We report the cases of two patients referred to our radiology department for a thoracoabdominal computed tomography (CT) scan as part of their routine postoperative follow-up as both the patients were asymptomatic. The first patient is a 60-year-old female who underwent a laparotomy for gastric gastrointestinal stromal tumor (GIST) 11 months ago, and checked into our radiology department for a thoracoabdominal CT scan as part of her follow-up assessment. The patient had no complaints. The CT scan revealed a 7 cm long vertical linear calcified lesion in the anterior abdominal wall at the anterior aspect of the xiphoid process corresponding to a heterotopic ossification of the laparotomy scar (Figure 1). The second patient is a 33-year-old male who had undergone laparotomy for total gastrectomy one month earlier due to a gastric adenocarcinoma.
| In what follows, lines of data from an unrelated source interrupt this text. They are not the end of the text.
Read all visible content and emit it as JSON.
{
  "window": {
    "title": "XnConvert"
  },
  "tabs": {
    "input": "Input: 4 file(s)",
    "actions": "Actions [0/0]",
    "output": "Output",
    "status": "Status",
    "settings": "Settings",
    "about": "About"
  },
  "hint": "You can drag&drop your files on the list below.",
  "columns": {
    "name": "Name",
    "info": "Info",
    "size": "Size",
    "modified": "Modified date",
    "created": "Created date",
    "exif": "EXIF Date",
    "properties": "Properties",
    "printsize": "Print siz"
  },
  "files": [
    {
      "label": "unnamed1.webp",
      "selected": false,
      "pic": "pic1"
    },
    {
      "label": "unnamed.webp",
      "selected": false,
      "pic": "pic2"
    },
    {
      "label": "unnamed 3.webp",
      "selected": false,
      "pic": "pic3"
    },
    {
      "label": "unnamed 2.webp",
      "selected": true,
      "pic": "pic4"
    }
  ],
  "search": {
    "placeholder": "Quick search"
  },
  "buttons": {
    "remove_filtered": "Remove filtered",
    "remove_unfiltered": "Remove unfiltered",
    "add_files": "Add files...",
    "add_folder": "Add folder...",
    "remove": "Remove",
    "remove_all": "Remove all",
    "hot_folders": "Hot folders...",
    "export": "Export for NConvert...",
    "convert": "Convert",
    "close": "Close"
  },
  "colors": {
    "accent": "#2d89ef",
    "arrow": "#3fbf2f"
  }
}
The patient was received in our department for his first check-up after surgery and concomitant radiochemotherapy. Furthermore, the patient presented no complaints. The thoracoabdominal CT scan performed revealed a vertical calcified lesion at the level of the laparotomy scar extending about 11 cm from the xiphoid region to about 5 cm above the umbilicus, also corresponding to a heterotopic ossification of the laparotomy scar (Figure 2).